When the show made its way across the pond, American audiences proved hard to please. A revamped production featuring Lesley Ann Warren as Scarlett and Pernell Roberts as Rhett played short runs in Los Angeles and San Francisco. A traveling show with different leads made brief stops in Dallas, Kansas City, and Atlanta. Neither production was a success. Scarlett and Rhett returned to Japan, where the country's famous all-female Takarazuka Revue produced several versions of the story over the next several decades. Perhaps because of their experience as an occupied nation after World War II, the Japanese seemed to identify with Scarlett and her promise of a brighter tomorrow.
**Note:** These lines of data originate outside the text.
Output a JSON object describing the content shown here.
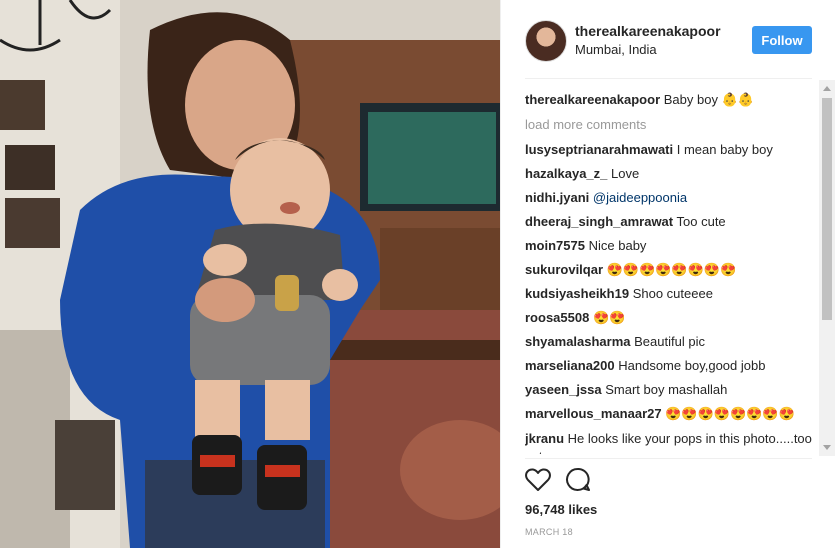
{
  "post": {
    "username": "therealkareenakapoor",
    "location": "Mumbai, India",
    "follow_label": "Follow",
    "likes": "96,748 likes",
    "date": "MARCH 18"
  },
  "caption": {
    "user": "therealkareenakapoor",
    "text": "Baby boy 👶👶"
  },
  "load_more": "load more comments",
  "comments": [
    {
      "user": "lusyseptrianarahmawati",
      "text": "I mean baby boy"
    },
    {
      "user": "hazalkaya_z_",
      "text": "Love"
    },
    {
      "user": "nidhi.jyani",
      "text": "@jaideeppoonia"
    },
    {
      "user": "dheeraj_singh_amrawat",
      "text": "Too cute"
    },
    {
      "user": "moin7575",
      "text": "Nice baby"
    },
    {
      "user": "sukurovilqar",
      "text": "😍😍😍😍😍😍😍😍"
    },
    {
      "user": "kudsiyasheikh19",
      "text": "Shoo cuteeee"
    },
    {
      "user": "roosa5508",
      "text": "😍😍"
    },
    {
      "user": "shyamalasharma",
      "text": "Beautiful pic"
    },
    {
      "user": "marseliana200",
      "text": "Handsome boy,good jobb"
    },
    {
      "user": "yaseen_jssa",
      "text": "Smart boy mashallah"
    },
    {
      "user": "marvellous_manaar27",
      "text": "😍😍😍😍😍😍😍😍"
    },
    {
      "user": "jkranu",
      "text": "He looks like your pops in this photo.....too cute yu"
    }
  ],
  "icons": {
    "like": "heart-icon",
    "comment": "comment-icon"
  },
  "colors": {
    "follow": "#3897f0",
    "mention": "#003569",
    "muted": "#999999"
  }
}
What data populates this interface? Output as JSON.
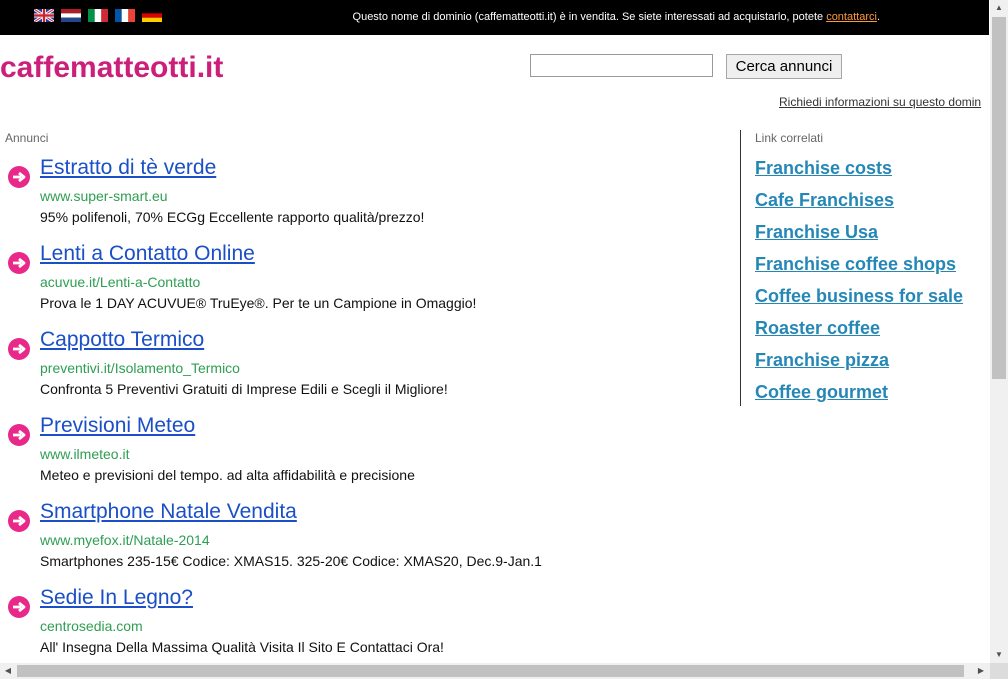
{
  "topbar": {
    "message": "Questo nome di dominio (caffematteotti.it) è in vendita. Se siete interessati ad acquistarlo, potete ",
    "contact_link": "contattarci",
    "message_end": ".",
    "flags": [
      {
        "name": "uk-flag-icon"
      },
      {
        "name": "netherlands-flag-icon"
      },
      {
        "name": "italy-flag-icon"
      },
      {
        "name": "france-flag-icon"
      },
      {
        "name": "germany-flag-icon"
      }
    ]
  },
  "header": {
    "site_title": "caffematteotti.it",
    "search_value": "",
    "search_button": "Cerca annunci",
    "info_link": "Richiedi informazioni su questo domin"
  },
  "ads": {
    "heading": "Annunci",
    "items": [
      {
        "title": "Estratto di tè verde",
        "url": "www.super-smart.eu",
        "desc": "95% polifenoli, 70% ECGg Eccellente rapporto qualità/prezzo!"
      },
      {
        "title": "Lenti a Contatto Online",
        "url": "acuvue.it/Lenti-a-Contatto",
        "desc": "Prova le 1 DAY ACUVUE® TruEye®. Per te un Campione in Omaggio!"
      },
      {
        "title": "Cappotto Termico",
        "url": "preventivi.it/Isolamento_Termico",
        "desc": "Confronta 5 Preventivi Gratuiti di Imprese Edili e Scegli il Migliore!"
      },
      {
        "title": "Previsioni Meteo",
        "url": "www.ilmeteo.it",
        "desc": "Meteo e previsioni del tempo. ad alta affidabilità e precisione"
      },
      {
        "title": "Smartphone Natale Vendita",
        "url": "www.myefox.it/Natale-2014",
        "desc": "Smartphones 235-15€ Codice: XMAS15. 325-20€ Codice: XMAS20, Dec.9-Jan.1"
      },
      {
        "title": "Sedie In Legno?",
        "url": "centrosedia.com",
        "desc": "All' Insegna Della Massima Qualità Visita Il Sito E Contattaci Ora!"
      }
    ]
  },
  "related": {
    "heading": "Link correlati",
    "items": [
      "Franchise costs",
      "Cafe Franchises",
      "Franchise Usa",
      "Franchise coffee shops",
      "Coffee business for sale",
      "Roaster coffee",
      "Franchise pizza",
      "Coffee gourmet"
    ]
  },
  "colors": {
    "title_pink": "#cc1f7a",
    "ad_link_blue": "#1a4fc7",
    "ad_url_green": "#2e9e52",
    "related_link": "#2587b6",
    "arrow_pink": "#e8298a"
  }
}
Regardless of how American audiences felt about a musical
Gone With
the Wind
, the estate continued to prove a profitable venture. From 1960 through 1967, it earned nearly $750,000. But there was more to come. MGM again released the film in U.S. theaters in October 1967, this time touting that the movie could be viewed in the “splendor of widescreen.” (Actually, technicians rescanned the original film and cut off the top and bottom of many scenes to make the picture more rectangular.) To go along with the new format, MGM issued updated movie poster artwork with an extra dash of sex appeal: Clark Gable, his white shirt open to the waist, holds Leigh, her red gown cut low, against a backdrop of garish orange flames. After another opening in Atlanta, the film traveled across the country. Moviegoers flocked to theaters; in some cities, the film played for months. By the end of 1968, Selznick's
Gone With the Wind
had grossed another thirty million dollars in the United States alone, making it one of the top boxoffice attractions of the year. Thanks to the 1963 agreement with MGM, the estate shared in the riches. At the same time, Pocket Books issued a new paperback edition of the novel featuring the provocative movie artwork on its cover. Margaret Mitchell would have been horrified to see her Pulitzer Prize–winning novel so adorned. Yet, with its more contemporary look, the book earned new fans—and more royalties.
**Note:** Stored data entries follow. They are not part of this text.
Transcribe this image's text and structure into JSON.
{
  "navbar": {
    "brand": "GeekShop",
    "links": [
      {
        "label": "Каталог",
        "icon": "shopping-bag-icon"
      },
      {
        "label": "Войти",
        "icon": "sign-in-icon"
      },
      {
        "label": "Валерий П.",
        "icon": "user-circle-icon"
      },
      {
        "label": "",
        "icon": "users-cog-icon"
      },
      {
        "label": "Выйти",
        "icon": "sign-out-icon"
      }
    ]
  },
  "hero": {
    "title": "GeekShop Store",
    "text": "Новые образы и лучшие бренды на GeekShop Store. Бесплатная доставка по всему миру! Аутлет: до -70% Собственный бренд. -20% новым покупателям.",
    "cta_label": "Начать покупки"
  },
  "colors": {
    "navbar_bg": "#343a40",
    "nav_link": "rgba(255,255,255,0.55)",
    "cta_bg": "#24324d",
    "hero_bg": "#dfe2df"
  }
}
Throughout the 1960s, with Brown still handling the business details, Stephens Mitchell and Baugh managed the estate's assets and served as the public face of
Gone With the Wind
. Baugh continued to work alone from the estate office, which was now located in a separate building from Mitchell's law firm. She enjoyed a public reputation as a leading authority on Margaret Mitchell's book and took pride in overseeing matters in a manner consistent with the author's wishes.
Gone With the Wind
had become her main purpose and focus in life. She and Stephens Mitchell had never developed a friendly relationship—she remained devoutly loyal to the way Margaret Mitchell had handled things, while he took a more practical approach—and it appears she viewed herself as the true keeper of the Mitchell flame. Even after suffering a serious case of throat cancer that left her dependent on a mechanical device for speech, she continued in her role as the self-dubbed “nursemaid to the prodigy.”
14
In a 1966 letter to Cole, Baugh reflected on how little some aspects of her work had changed despite the passage of so many years. Although the volume of correspondence had dropped off, the same issues that existed “in Peggy's day” still popped up—everything from inquiries about new foreign editions to requests from students for help with articles and term papers. Fans still traveled from “Massachusetts or Japan or Timbuctoo” to find the real Tara or Aunt Pittypat's house and were often disappointed to find instead “40-story buildings all over the place and the roar of traffic and the sound of riveting and welding.”